At the regional policy conference, Spoelman had a unique Muskegon health-care story to tell. This community has just gone through its second hospital consolidation in as many decades as the Mercy and General hospitals set the stage for Mercy-General to absorb Hackley Hospital this past year.
“The greatest benefit to the consolidation is that we will not compete with one another,” Spoelman said. “We are sitting on a major opportunity for us to rationalize health care, right size it and configure it to meet the needs up and down the Lakeshore.”
That Muskegon and its merged hospital system is making a move to be the lakeshore leader in health care are borne out by the recent employment trends.

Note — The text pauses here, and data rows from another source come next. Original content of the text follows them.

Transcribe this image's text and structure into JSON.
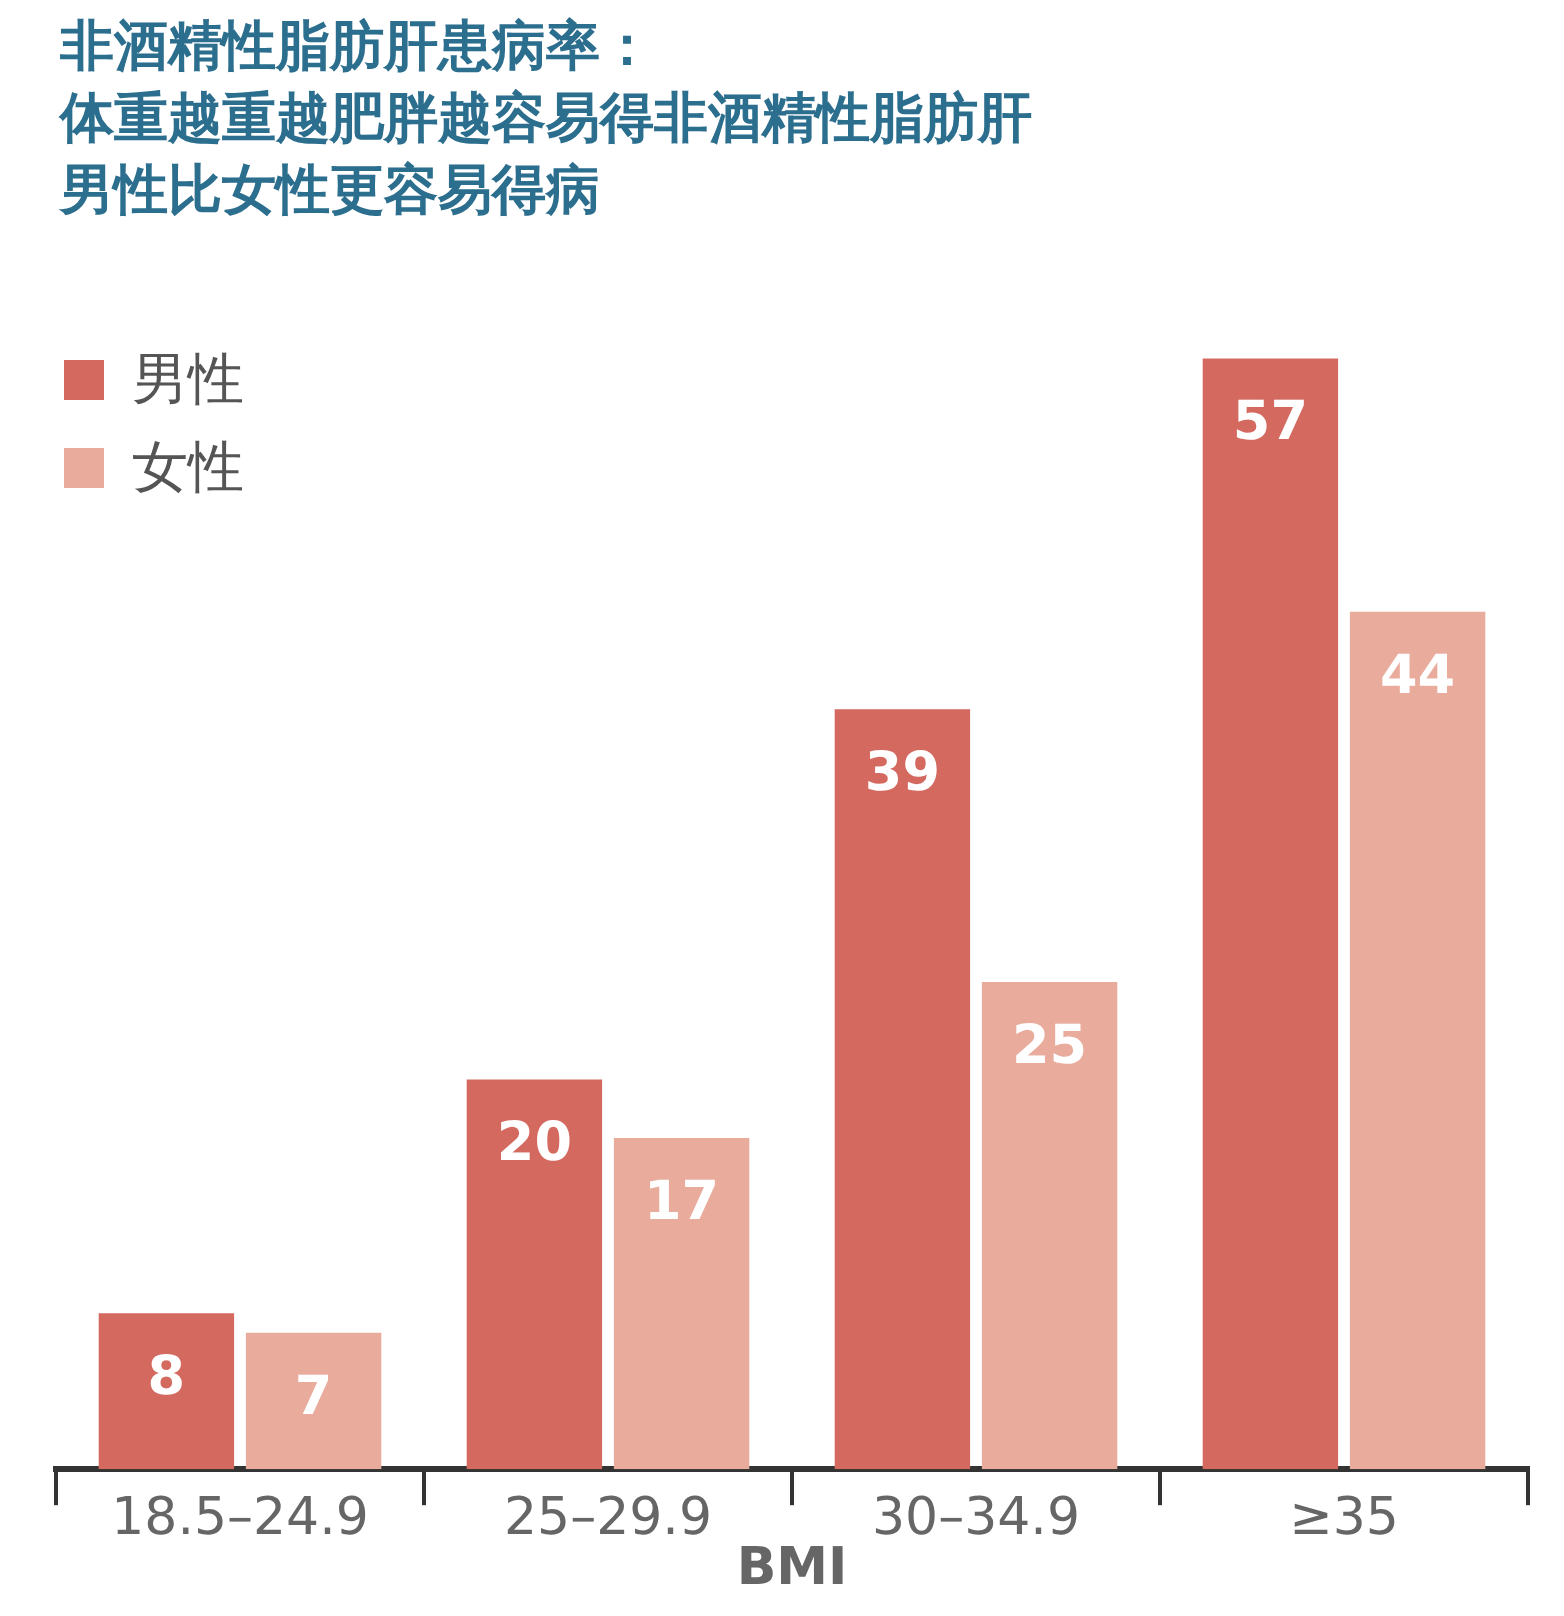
{
  "chart_data": {
    "type": "bar",
    "title": "非酒精性脂肪肝患病率：",
    "subtitle": "体重越重越肥胖越容易得非酒精性脂肪肝男性比女性更容易得病",
    "xlabel": "BMI",
    "categories": [
      "18.5–24.9",
      "25–29.9",
      "30–34.9",
      "≥35"
    ],
    "series": [
      {
        "name": "男性",
        "color": "#d4695f",
        "values": [
          8,
          20,
          39,
          57
        ]
      },
      {
        "name": "女性",
        "color": "#e8ab9c",
        "values": [
          7,
          17,
          25,
          44
        ]
      }
    ],
    "data_labels": true,
    "legend": "top left",
    "grid": false,
    "tick_labels": "x"
  }
}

Whereas Muskegon County has 17.8 percent of its private sector jobs in health care, Ottawa County with hospitals in Grand Haven, Holland and Zeeland has only 7.6 percent of its private sector employment in the health-care field. Ottawa County only had a 2.6 percent increase in health-care jobs from 2002 to 2007 while the other three counties soared, state employment figures show.
Hospital and health services are not the only growth potential for the region. Life sciences could become a major feature of the regional economy with jobs in bio-genetic research, pharmaceutical developments and manufacturing of everything from generic drugs to medical devices.
A San Diego-based company announced just this week a $20 million investment and potential creation of 500 jobs in Grand Rapids to expand its prenatal diagnostic testing technology.
When it comes to scientific research and medical manufacturing, Kalamazoo and Allegan counties are leading the way. With the history of the Upjohn Co. in Kalamazoo, moving forward with the current operations of the Pfizer Corp. and companies such as Stryker Corp. for medical devices and Perrigo Co. for generic drugs, life science jobs are counted in the thousands in those communities and in the mere hundreds in Muskegon and Grand Rapids.
The West Michigan health care and life sciences surge is not lost on other parts of the state or the Midwest.
“You are defining the new economy,” Blue Cross/Blue Shield of Michigan President Daniel J. Loepp told regional business leaders. “This region is a ray of hope in a sea of despair across the state. West Michigan is a destination point for health care in a global sense.”